Itu sebabnya, seperti dilaporkan Telegraph, dia meminta sekolah dan perusahaan media sosial lebih aktif dalam mempersiapkan anak-anak secara emosional, agar mereka tidak terlalu terpengaruh dengan muatan negatif yang ada di dalam media sosial.
[Baca juga: Machine Learning akan Jadi Teknologi Terpenting Setelah Internet]

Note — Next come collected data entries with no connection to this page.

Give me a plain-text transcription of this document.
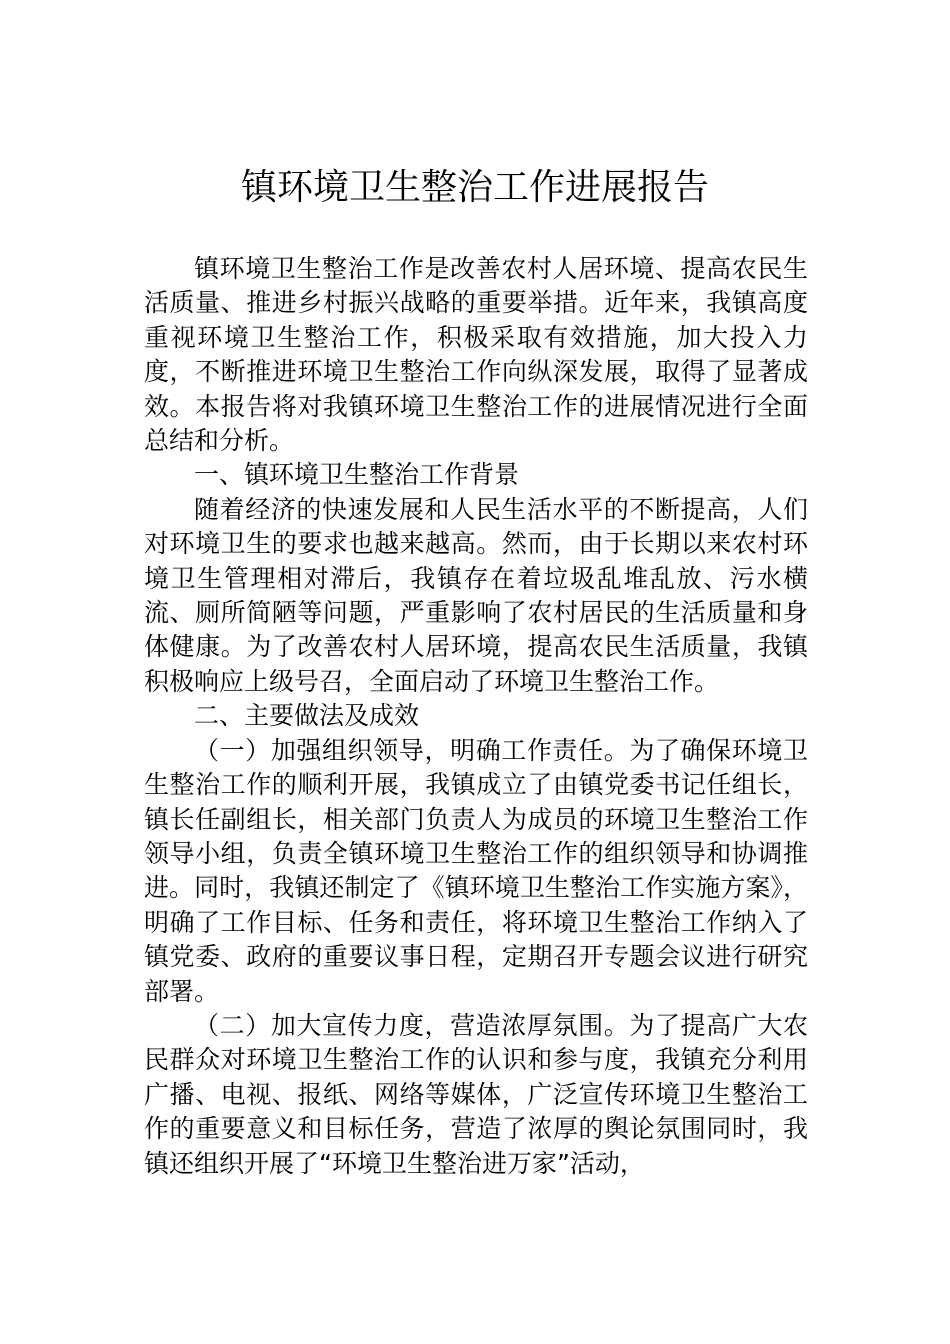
镇环境卫生整治工作进展报告

镇环境卫生整治工作是改善农村人居环境、提高农民生活质量、推进乡村振兴战略的重要举措。近年来，我镇高度重视环境卫生整治工作，积极采取有效措施，加大投入力度，不断推进环境卫生整治工作向纵深发展，取得了显著成效。本报告将对我镇环境卫生整治工作的进展情况进行全面总结和分析。

一、镇环境卫生整治工作背景

随着经济的快速发展和人民生活水平的不断提高，人们对环境卫生的要求也越来越高。然而，由于长期以来农村环境卫生管理相对滞后，我镇存在着垃圾乱堆乱放、污水横流、厕所简陋等问题，严重影响了农村居民的生活质量和身体健康。为了改善农村人居环境，提高农民生活质量，我镇积极响应上级号召，全面启动了环境卫生整治工作。

二、主要做法及成效

（一）加强组织领导，明确工作责任。为了确保环境卫生整治工作的顺利开展，我镇成立了由镇党委书记任组长，镇长任副组长，相关部门负责人为成员的环境卫生整治工作领导小组，负责全镇环境卫生整治工作的组织领导和协调推进。同时，我镇还制定了《镇环境卫生整治工作实施方案》，明确了工作目标、任务和责任，将环境卫生整治工作纳入了镇党委、政府的重要议事日程，定期召开专题会议进行研究部署。

（二）加大宣传力度，营造浓厚氛围。为了提高广大农民群众对环境卫生整治工作的认识和参与度，我镇充分利用广播、电视、报纸、网络等媒体，广泛宣传环境卫生整治工作的重要意义和目标任务，营造了浓厚的舆论氛围同时，我镇还组织开展了“环境卫生整治进万家”活动，
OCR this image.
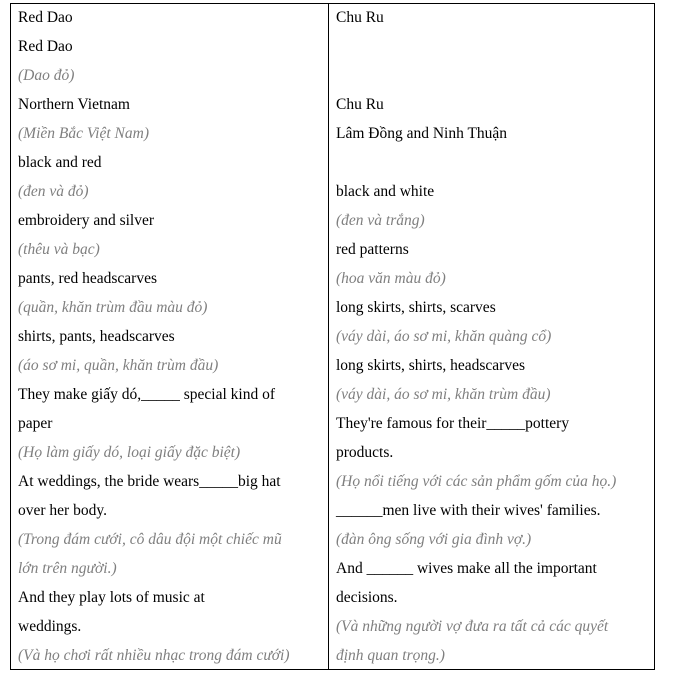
Red Dao
Red Dao
(Dao đỏ)
Northern Vietnam
(Miền Bắc Việt Nam)
black and red
(đen và đỏ)
embroidery and silver
(thêu và bạc)
pants, red headscarves
(quần, khăn trùm đầu màu đỏ)
shirts, pants, headscarves
(áo sơ mi, quần, khăn trùm đầu)
They make giấy dó,_____ special kind of
paper
(Họ làm giấy dó, loại giấy đặc biệt)
At weddings, the bride wears_____big hat
over her body.
(Trong đám cưới, cô dâu đội một chiếc mũ
lớn trên người.)
And they play lots of music at
weddings.
(Và họ chơi rất nhiều nhạc trong đám cưới)
Chu Ru
Chu Ru
Lâm Đồng and Ninh Thuận
black and white
(đen và trắng)
red patterns
(hoa văn màu đỏ)
long skirts, shirts, scarves
(váy dài, áo sơ mi, khăn quàng cổ)
long skirts, shirts, headscarves
(váy dài, áo sơ mi, khăn trùm đầu)
They're famous for their_____pottery
products.
(Họ nổi tiếng với các sản phẩm gốm của họ.)
______men live with their wives' families.
(đàn ông sống với gia đình vợ.)
And ______ wives make all the important
decisions.
(Và những người vợ đưa ra tất cả các quyết
định quan trọng.)
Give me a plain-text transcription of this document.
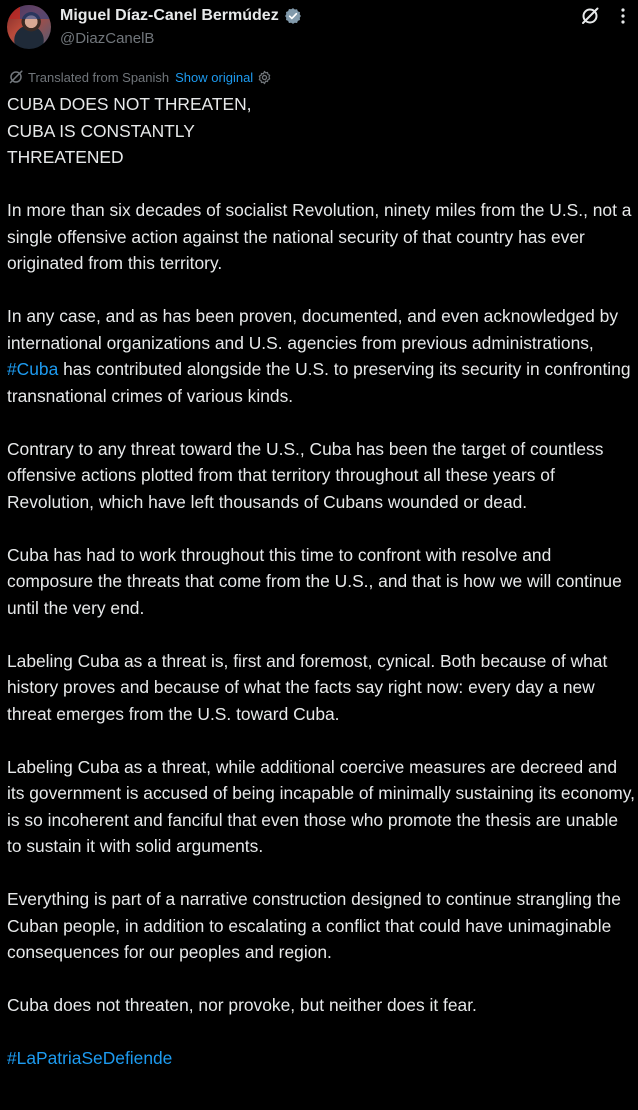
Miguel Díaz-Canel Bermúdez
@DiazCanelB
Translated from Spanish Show original

CUBA DOES NOT THREATEN,
CUBA IS CONSTANTLY
THREATENED

In more than six decades of socialist Revolution, ninety miles from the U.S., not a single offensive action against the national security of that country has ever originated from this territory.

In any case, and as has been proven, documented, and even acknowledged by international organizations and U.S. agencies from previous administrations, #Cuba has contributed alongside the U.S. to preserving its security in confronting transnational crimes of various kinds.

Contrary to any threat toward the U.S., Cuba has been the target of countless offensive actions plotted from that territory throughout all these years of Revolution, which have left thousands of Cubans wounded or dead.

Cuba has had to work throughout this time to confront with resolve and composure the threats that come from the U.S., and that is how we will continue until the very end.

Labeling Cuba as a threat is, first and foremost, cynical. Both because of what history proves and because of what the facts say right now: every day a new threat emerges from the U.S. toward Cuba.

Labeling Cuba as a threat, while additional coercive measures are decreed and its government is accused of being incapable of minimally sustaining its economy, is so incoherent and fanciful that even those who promote the thesis are unable to sustain it with solid arguments.

Everything is part of a narrative construction designed to continue strangling the Cuban people, in addition to escalating a conflict that could have unimaginable consequences for our peoples and region.

Cuba does not threaten, nor provoke, but neither does it fear.

#LaPatriaSeDefiende
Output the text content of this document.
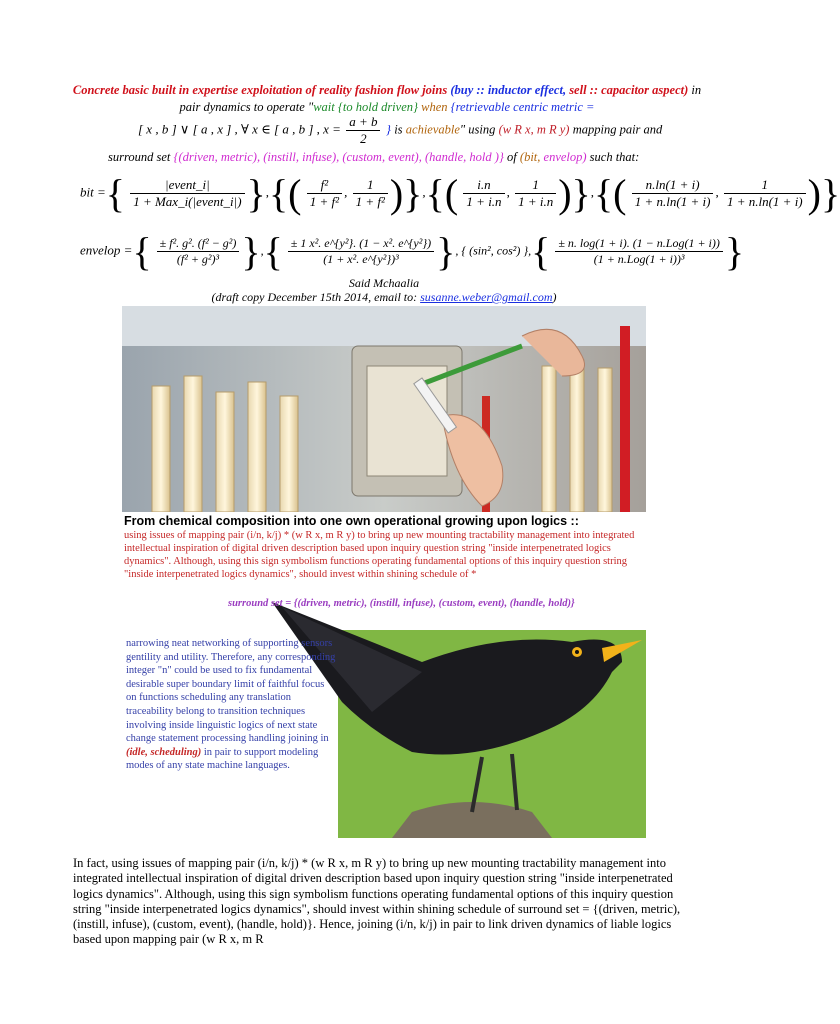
Concrete basic built in expertise exploitation of reality fashion flow joins (buy :: inductor effect, sell :: capacitor aspect) in pair dynamics to operate "wait {to hold driven} when {retrievable centric metric =
[ x , b ] ∨ [ a , x ] , ∀ x ∈ [ a , b ] , $x = \frac{a + b}{2}$ } is achievable" using (w R x, m R y) mapping pair and
surround set {(driven, metric), (instill, infuse), (custom, event), (handle, hold )} of (bit, envelop) such that:
bit ={ $\frac{\text{|event\_i|}}{\text{1 + Max\_i(|event\_i|)}}$ },{( $\frac{\text{f²}}{\text{1 + f²}}$ , $\frac{1}{\text{1 + f²}}$ )},{( $\frac{i.n}{1 + i.n}$ , $\frac{1}{1 + i.n}$ )},{( $\frac{n.\ln(1 + i)}{1 + n.\ln(1 + i)}$ , $\frac{1}{1 + n.\ln(1 + i)}$ )}
envelop ={ $\frac{\text{± f². g². (f² − g²)}}{\text{(f² + g²)³}}$ },{ $\frac{\text{± 1 x². e\textasciicircum{}\{y²\}. (1 − x². e\textasciicircum{}\{y²\})}}{\text{(1 + x². e\textasciicircum{}\{y²\})³}}$ }, { (sin², cos²) },{ $\frac{\text{± n. log(1 + i). (1 − n.Log(1 + i))}}{\text{(1 + n.Log(1 + i))³}}$ }
Said Mchaalia
(draft copy December 15th 2014, email to: susanne.weber@gmail.com)
From chemical composition into one own operational growing upon logics ::
using issues of mapping pair (i/n, k/j) * (w R x, m R y) to bring up new mounting tractability management into integrated intellectual inspiration of digital driven description based upon inquiry question string "inside interpenetrated logics dynamics". Although, using this sign symbolism functions operating fundamental options of this inquiry question string "inside interpenetrated logics dynamics", should invest within shining schedule of *
surround set = {(driven, metric), (instill, infuse), (custom, event), (handle, hold)}
narrowing neat networking of supporting sensors gentility and utility. Therefore, any corresponding integer "n" could be used to fix fundamental desirable super boundary limit of faithful focus on functions scheduling any translation traceability belong to transition techniques involving inside linguistic logics of next state change statement processing handling joining in (idle, scheduling) in pair to support modeling modes of any state machine languages.
In fact, using issues of mapping pair (i/n, k/j) * (w R x, m R y) to bring up new mounting tractability management into integrated intellectual inspiration of digital driven description based upon inquiry question string "inside interpenetrated logics dynamics". Although, using this sign symbolism functions operating fundamental options of this inquiry question string "inside interpenetrated logics dynamics", should invest within shining schedule of surround set = {(driven, metric), (instill, infuse), (custom, event), (handle, hold)}. Hence, joining (i/n, k/j) in pair to link driven dynamics of liable logics based upon mapping pair (w R x, m R
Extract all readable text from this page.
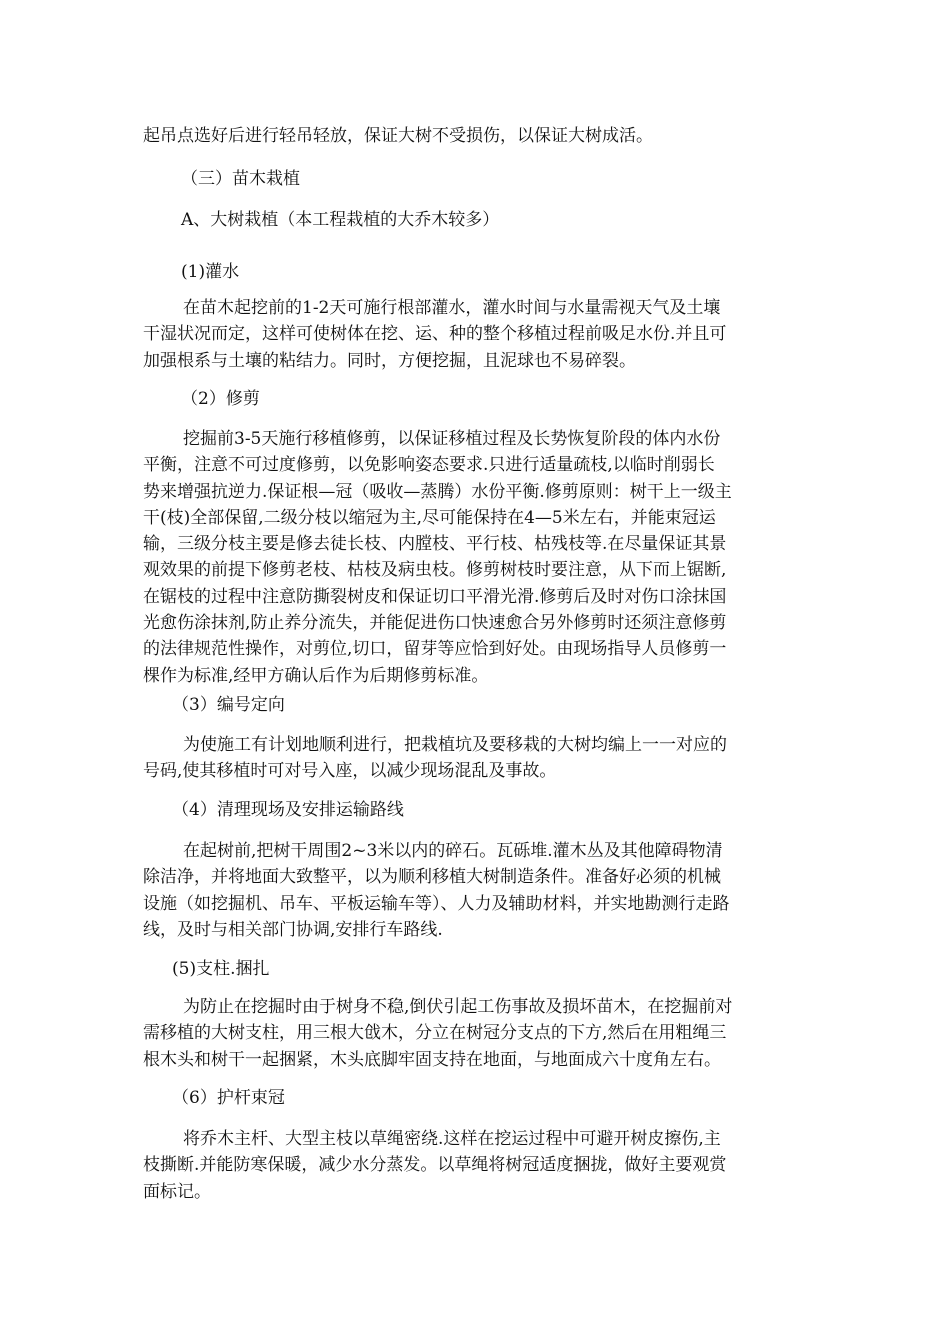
起吊点选好后进行轻吊轻放，保证大树不受损伤，以保证大树成活。
（三）苗木栽植
A、大树栽植（本工程栽植的大乔木较多）
(1)灌水
在苗木起挖前的1-2天可施行根部灌水，灌水时间与水量需视天气及土壤
干湿状况而定，这样可使树体在挖、运、种的整个移植过程前吸足水份.并且可
加强根系与土壤的粘结力。同时，方便挖掘，且泥球也不易碎裂。
（2）修剪
挖掘前3-5天施行移植修剪，以保证移植过程及长势恢复阶段的体内水份
平衡，注意不可过度修剪，以免影响姿态要求.只进行适量疏枝,以临时削弱长
势来增强抗逆力.保证根—冠（吸收—蒸腾）水份平衡.修剪原则：树干上一级主
干(枝)全部保留,二级分枝以缩冠为主,尽可能保持在4—5米左右，并能束冠运
输，三级分枝主要是修去徒长枝、内膛枝、平行枝、枯残枝等.在尽量保证其景
观效果的前提下修剪老枝、枯枝及病虫枝。修剪树枝时要注意，从下而上锯断,
在锯枝的过程中注意防撕裂树皮和保证切口平滑光滑.修剪后及时对伤口涂抹国
光愈伤涂抹剂,防止养分流失，并能促进伤口快速愈合另外修剪时还须注意修剪
的法律规范性操作，对剪位,切口，留芽等应恰到好处。由现场指导人员修剪一
棵作为标准,经甲方确认后作为后期修剪标准。
（3）编号定向
为使施工有计划地顺利进行，把栽植坑及要移栽的大树均编上一一对应的
号码,使其移植时可对号入座，以减少现场混乱及事故。
（4）清理现场及安排运输路线
在起树前,把树干周围2~3米以内的碎石。瓦砾堆.灌木丛及其他障碍物清
除洁净，并将地面大致整平，以为顺利移植大树制造条件。准备好必须的机械
设施（如挖掘机、吊车、平板运输车等）、人力及辅助材料，并实地勘测行走路
线，及时与相关部门协调,安排行车路线.
(5)支柱.捆扎
为防止在挖掘时由于树身不稳,倒伏引起工伤事故及损坏苗木，在挖掘前对
需移植的大树支柱，用三根大戗木，分立在树冠分支点的下方,然后在用粗绳三
根木头和树干一起捆紧，木头底脚牢固支持在地面，与地面成六十度角左右。
（6）护杆束冠
将乔木主杆、大型主枝以草绳密绕.这样在挖运过程中可避开树皮擦伤,主
枝撕断.并能防寒保暖，减少水分蒸发。以草绳将树冠适度捆拢，做好主要观赏
面标记。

Dalam laporan berjudul Life in Likes yang dirilis Komisi Anak Inggris menyebutkan bahwa anak-anak lebih cepat mengkhawatirkan citra mereka di dunia maya saat memasuki usia remaja. Hal ini terungkap, saat mereka melakukan penelitian dari sekelompok grup beranggotakan 32 anak dengan rentang usia delapan hingga 12 tahun.
Dalam penelitian ini juga mengungkapkan bahwa Snapchat, Instagram, Musical.ly, dan WhatsApp sebagai platform media sosial terpopuler dikalangan tersebut. Akan tetapi, penelitian ini juga mengungkap sisi positif dan sisi negatif dari penggunaan media sosial tersebut.
Di sisi lain, anak-anak di rentang usia delapan hingga 10 tahun yang ikut dalam penelitian ini dilaporkan menggunakan media sosial untuk bermain game, mengasah kreativitas, dan menemukan hal baru terkait dunia. Namun sayang, ketika mereka beranjak sedikit dewasa, penggunaan media sosial pun ikut bergeser.
Kini, mereka lebih terpusat di sekitar tekanan sosial yang secara konstan terkait dan terhubung dengan anak-anak, dan diterjemahkan sebagai ekspektasi penting dari pertemanan mereka, dan dinilai menjadi permasalahan jika respon yang diperoleh kurang.
Sejumlah anak pada usia pendidikan kelas tujuh menggambarkan penerimaan notifikasi dari berbagai media sosial, terutama dalam jumlah banyak, mengganggu mereka. Selain itu, hal tersebut juga menyita waktu dan merepotkan untuk dikelola.
Di sisi lain, sejumlah anak lain menjelaskan bahwa efek negatif penggunaan media sosial milik orang tua mereka, mengeluhkan terkait foto memalukan yang dibagikan di dunia maya tanpa seizin mereka.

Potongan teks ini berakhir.